(A sermon based on Mark 16:1-8 for Easter Sunday)
We have been following Jesus through all that he experienced during Holy Week. We followed him into Jerusalem on Palm Sunday, we followed him into Simon’s house (where he was anointed by an anonymous woman) on Wednesday, we followed him to the table on Thursday, and we followed him to the cross and the tomb on Friday. Now, on this Easter Sunday morning, we are going to follow him out of the tomb.
Interestingly, we are told less about Jesus’s resurrection than we are any of the other events at which we have looked. While we are given some wonderful and helpful stories about his post-resurrection appearances, we are told nothing of what actually happened in the resurrection. Oh, we know that he rose from the dead—and that’s enough—but we are told nothing of the process and we are given none of the details. There are good reasons for those intentional omissions. For one, no one actually saw what happened. For another, if someone had seen it they probably wouldn’t have been able to describe it. So the event is left, as it should be left, shrouded in mystery.
How then can we follow Jesus out of the tomb when the Bible doesn’t let us go into the tomb with him? How can we even imagine coming out of the tomb with Jesus when we are not told what happened when he was raised from the dead?
In a real sense we can’t. Jesus’s tomb is Jesus’s tomb and we can’t go into it. But we have our own tombs. And because Jesus came out of his tomb we can come out of ours.
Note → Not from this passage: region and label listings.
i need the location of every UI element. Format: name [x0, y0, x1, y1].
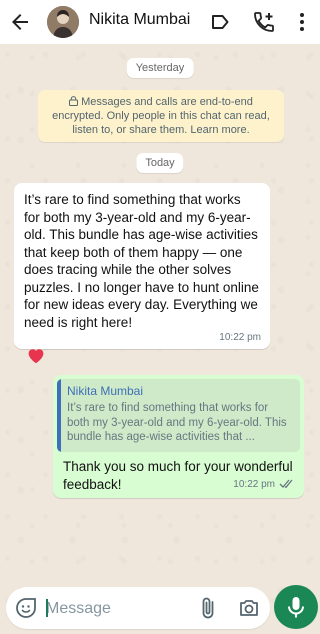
date-pill-yesterday: Yesterday — [126, 58, 194, 78]
message-composer — [6, 587, 270, 629]
microphone-icon — [288, 597, 304, 618]
text-cursor — [46, 599, 48, 617]
quoted-sender-name: Nikita Mumbai — [67, 384, 144, 398]
incoming-message-time: 10:22 pm — [219, 332, 261, 343]
date-pill-today: Today — [136, 153, 184, 173]
label-tag-icon[interactable] — [208, 10, 232, 34]
avatar-photo — [47, 6, 79, 38]
incoming-message-bubble[interactable]: It’s rare to find something that works f… — [14, 183, 270, 349]
lock-icon — [69, 96, 79, 106]
more-options-icon[interactable] — [290, 10, 314, 34]
encryption-notice[interactable]: Messages and calls are end-to-end encryp… — [38, 90, 284, 142]
attach-paperclip-icon[interactable] — [196, 596, 220, 620]
message-input[interactable] — [44, 597, 188, 621]
heart-reaction-icon[interactable] — [26, 346, 46, 364]
chat-header: Nikita Mumbai — [0, 0, 320, 44]
double-check-read-icon — [279, 479, 293, 489]
avatar[interactable] — [47, 6, 79, 38]
sticker-emoji-icon[interactable] — [14, 596, 38, 620]
camera-icon[interactable] — [237, 596, 261, 620]
quoted-message[interactable]: Nikita Mumbai It’s rare to find somethin… — [57, 379, 300, 452]
voice-message-button[interactable] — [274, 585, 318, 629]
incoming-message-text: It’s rare to find something that works f… — [24, 192, 259, 330]
outgoing-message-bubble[interactable]: Nikita Mumbai It’s rare to find somethin… — [53, 375, 304, 498]
quoted-message-text: It’s rare to find something that works f… — [67, 402, 287, 443]
outgoing-message-time: 10:22 pm — [233, 479, 275, 490]
add-call-icon[interactable] — [252, 10, 276, 34]
encryption-notice-text: Messages and calls are end-to-end encryp… — [52, 96, 270, 136]
contact-name[interactable]: Nikita Mumbai — [89, 11, 190, 29]
back-arrow-icon[interactable] — [8, 10, 32, 34]
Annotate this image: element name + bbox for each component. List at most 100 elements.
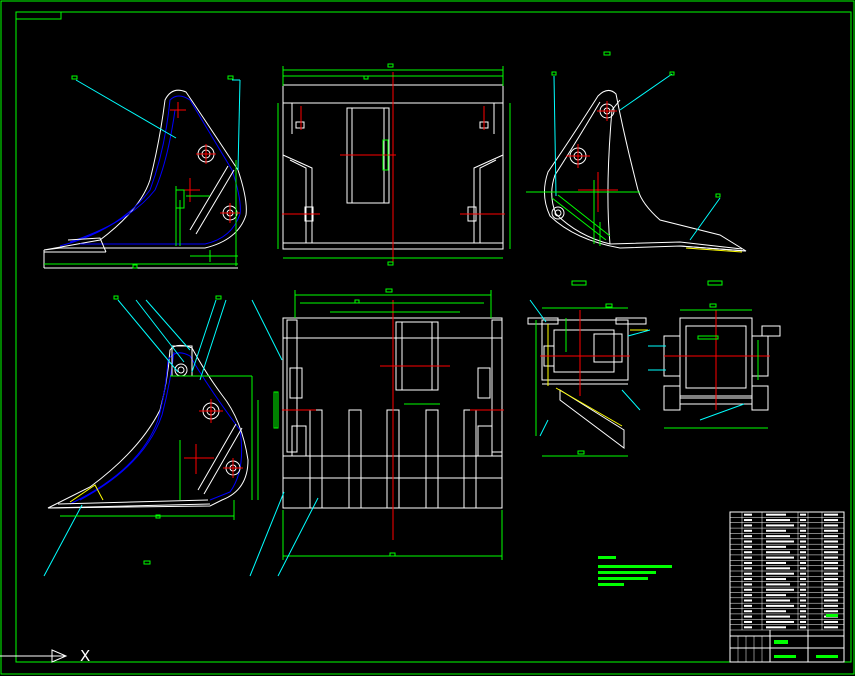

Many of us are entombed by our awareness of our mortality and by an accompanying fear of death. We need to hear the great truth that because Jesus came out of his tomb by the power of God we will come out of our tombs by the power of God.
One day Jesus will return and our graves will open and we will be raised. That is wonderful news! Some of the most powerful passages in Scripture lead us to celebrate our future resurrection. Here is one of them:
Listen, I will tell you a mystery! We will not all die, but we will all be changed, in a moment, in the twinkling of an eye, at the last trumpet. For the trumpet will sound, and the dead will be raised imperishable, and we will be changed. For this perishable body must put on imperishability, and this mortal body must put on immortality. When this perishable body puts on imperishability, and this mortal body puts on immortality, then the saying that is written will be fulfilled: “Death has been swallowed up in victory.” “Where, O death, is your victory? Where, O death, is your sting?” The sting of death is sin, and the power of sin is the law. But thanks be to God, who gives us the victory through our Lord Jesus Christ (1 Corinthians 15:51-57).
So death holds no ultimate power over us; one day because Christ has been raised we will be raised.
Many of us are entombed in our sins. We all too often reduce our sin to the wrong or bad things we do. The heart of sin, though, is pride; it is thinking that we matter more than anyone or anything else and living as if we do. Such sin robs us of real love and of real life.
But the sin that drains our life from us also holds no ultimate power over those who have trusted in Christ; right here and now in this day we can be raised with Christ and we can walk in newness of life. That is wonderful news also! And here is an equally powerful text from Paul about that new life:
What then are we to say? Should we continue in sin in order that grace may abound? By no means! How can we who died to sin go on living in it? Do you not know that all of us who have been baptized into Christ Jesus were baptized into his death? Therefore we have been buried with him by baptism into death, so that, just as Christ was raised from the dead by the glory of the Father, so we too might walk in newness of life. For if we have been united with him in a death like his, we will certainly be united with him in a resurrection like his. We know that our old self was crucified with him so that the body of sin might be destroyed, and we might no longer be enslaved to sin. For whoever has died is freed from sin. But if we have died with Christ, we believe that we will also live with him. We know that Christ, being raised from the dead, will never die again; death no longer has dominion over him. The death he died, he died to sin, once for all; but the life he lives, he lives to God. So you also must consider yourselves dead to sin and alive to God in Christ Jesus (Romans 6:1-11).
The sin—the mindset and heart stance of pride, self-centeredness, and self-protectiveness that shows itself in words, actions, habits, and practices that cause us to harm others and ourselves—does not have to keep locking us away from the life that can be ours in Christ Jesus our Lord. If we open our hearts and lives up to the resurrected Lord he will empower us to live the resurrected life here and now.
And that life will be so full of God’s love, of God’s grace, and God’s life that we will be amazed.
Once we experience the life- and love-giving power of God in this life, we will have no trouble believing that the God who raised Jesus from the dead will also cause us to rise. Once we experience the life that God can give us now, we will have no trouble believing that God will give us life then.
We can follow Jesus out of the tomb now and we can follow Jesus out of the tomb then.